More Typing Problems

[Nathan Bryant]

Ming's original example had this:

DBSet<String> result = allCustomer()
         .select(#(c){c.getName()})
         .sortedByStringAscending(#(str){str});

So what you're saying is that the inferencer starts with the target type
DBSet<String> from the declaration of "result".

In this specific example at least, the inferencer could still start
there, and proceed by noticing that sortedByStringAscending returns type
DBSet<T> which is a transitive closure case. (DBSet<T> has to be the
same as the return type of select())


-----Original Message-----
From: lambda-dev-bounces at openjdk.java.net
[mailto:lambda-dev-bounces at openjdk.java.net] On Behalf Of Maurizio
Cimadamore
...

Of course if you throw the expected type into the picture, the compiler 
can figure out that U is String and not Object.
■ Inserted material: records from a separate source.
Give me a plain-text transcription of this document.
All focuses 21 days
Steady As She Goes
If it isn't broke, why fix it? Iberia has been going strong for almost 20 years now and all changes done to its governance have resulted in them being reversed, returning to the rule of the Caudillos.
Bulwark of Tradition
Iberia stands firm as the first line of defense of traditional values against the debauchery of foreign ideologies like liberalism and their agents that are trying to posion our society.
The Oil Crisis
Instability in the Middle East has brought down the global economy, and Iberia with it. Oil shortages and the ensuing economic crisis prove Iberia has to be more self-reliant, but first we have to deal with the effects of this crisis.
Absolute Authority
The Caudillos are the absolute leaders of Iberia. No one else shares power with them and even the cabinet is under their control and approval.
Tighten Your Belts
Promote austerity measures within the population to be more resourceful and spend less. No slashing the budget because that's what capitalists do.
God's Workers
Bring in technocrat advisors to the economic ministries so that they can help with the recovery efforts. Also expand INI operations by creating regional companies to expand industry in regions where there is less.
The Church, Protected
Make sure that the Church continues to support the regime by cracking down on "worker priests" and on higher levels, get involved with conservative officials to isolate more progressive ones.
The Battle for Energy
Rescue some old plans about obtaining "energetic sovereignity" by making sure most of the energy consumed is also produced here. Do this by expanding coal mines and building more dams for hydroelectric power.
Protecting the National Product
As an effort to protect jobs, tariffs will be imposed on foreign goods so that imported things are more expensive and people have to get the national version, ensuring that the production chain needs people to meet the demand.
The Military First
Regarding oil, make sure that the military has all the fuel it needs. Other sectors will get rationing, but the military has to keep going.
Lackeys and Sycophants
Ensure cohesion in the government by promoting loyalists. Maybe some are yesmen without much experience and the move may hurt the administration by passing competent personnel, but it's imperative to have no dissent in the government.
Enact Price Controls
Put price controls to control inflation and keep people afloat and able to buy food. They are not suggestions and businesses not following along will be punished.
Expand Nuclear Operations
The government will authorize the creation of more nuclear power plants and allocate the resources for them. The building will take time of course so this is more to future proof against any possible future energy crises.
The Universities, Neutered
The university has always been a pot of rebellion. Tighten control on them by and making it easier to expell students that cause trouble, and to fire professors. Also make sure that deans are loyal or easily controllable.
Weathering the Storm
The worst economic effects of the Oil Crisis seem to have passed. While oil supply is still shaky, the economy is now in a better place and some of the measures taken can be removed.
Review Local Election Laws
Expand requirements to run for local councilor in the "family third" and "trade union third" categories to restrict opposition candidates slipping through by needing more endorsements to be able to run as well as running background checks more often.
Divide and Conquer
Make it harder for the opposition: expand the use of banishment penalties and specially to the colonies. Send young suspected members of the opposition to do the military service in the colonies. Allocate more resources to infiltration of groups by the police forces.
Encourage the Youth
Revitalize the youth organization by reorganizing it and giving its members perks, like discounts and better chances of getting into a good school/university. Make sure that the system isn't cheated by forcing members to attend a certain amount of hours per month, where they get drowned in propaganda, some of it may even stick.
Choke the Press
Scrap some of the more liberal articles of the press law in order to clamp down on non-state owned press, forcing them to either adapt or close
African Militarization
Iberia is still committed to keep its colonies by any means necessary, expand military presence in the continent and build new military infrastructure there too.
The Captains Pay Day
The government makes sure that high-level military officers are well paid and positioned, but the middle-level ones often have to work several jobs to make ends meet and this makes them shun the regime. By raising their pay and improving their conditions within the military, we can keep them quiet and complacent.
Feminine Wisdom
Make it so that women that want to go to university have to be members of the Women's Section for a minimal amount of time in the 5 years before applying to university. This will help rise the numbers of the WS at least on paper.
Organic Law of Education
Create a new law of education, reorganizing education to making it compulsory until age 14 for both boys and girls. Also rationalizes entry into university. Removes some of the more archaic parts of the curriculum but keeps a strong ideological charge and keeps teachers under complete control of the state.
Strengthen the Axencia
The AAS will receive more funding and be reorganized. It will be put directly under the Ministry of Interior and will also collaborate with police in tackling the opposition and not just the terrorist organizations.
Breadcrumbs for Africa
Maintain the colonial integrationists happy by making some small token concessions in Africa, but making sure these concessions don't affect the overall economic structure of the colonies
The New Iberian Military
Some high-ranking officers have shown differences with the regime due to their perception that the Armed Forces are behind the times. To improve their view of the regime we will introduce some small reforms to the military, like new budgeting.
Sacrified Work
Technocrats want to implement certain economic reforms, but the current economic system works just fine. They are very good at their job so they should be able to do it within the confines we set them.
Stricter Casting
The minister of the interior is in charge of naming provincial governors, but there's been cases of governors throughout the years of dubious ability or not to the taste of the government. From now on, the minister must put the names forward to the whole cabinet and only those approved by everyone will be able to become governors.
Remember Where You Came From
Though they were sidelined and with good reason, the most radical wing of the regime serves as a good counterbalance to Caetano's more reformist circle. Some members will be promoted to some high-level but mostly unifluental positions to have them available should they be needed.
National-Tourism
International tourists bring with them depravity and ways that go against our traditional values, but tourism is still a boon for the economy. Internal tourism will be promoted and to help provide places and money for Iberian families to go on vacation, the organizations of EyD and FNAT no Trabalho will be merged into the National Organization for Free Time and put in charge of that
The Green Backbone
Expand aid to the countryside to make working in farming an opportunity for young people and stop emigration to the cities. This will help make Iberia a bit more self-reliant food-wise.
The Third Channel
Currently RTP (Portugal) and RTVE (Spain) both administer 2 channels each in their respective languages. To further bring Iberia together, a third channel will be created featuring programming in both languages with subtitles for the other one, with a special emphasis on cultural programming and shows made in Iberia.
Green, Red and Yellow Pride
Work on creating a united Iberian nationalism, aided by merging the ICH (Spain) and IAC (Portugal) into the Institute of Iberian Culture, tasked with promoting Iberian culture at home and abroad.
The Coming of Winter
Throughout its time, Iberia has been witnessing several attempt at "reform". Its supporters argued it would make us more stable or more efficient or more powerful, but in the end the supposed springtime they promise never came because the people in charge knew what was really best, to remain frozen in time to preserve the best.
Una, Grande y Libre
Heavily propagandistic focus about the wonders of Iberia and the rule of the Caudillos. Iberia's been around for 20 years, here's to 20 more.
But in your example, the

one with the chained calls, there's no expected type (because the 
expected type refers to the chained call to 'sortedByStringAscending'). 
Which means the compiler has two options here: (i) issue an error 
because the inferencer doesn't have enough info to infer a type for c or

(ii) try to infer a 'default' type for c. We currently have choosed (ii)

since this is the way Java method type-inference work *already* - which 
means we think it's less disruptive to average Java programmers.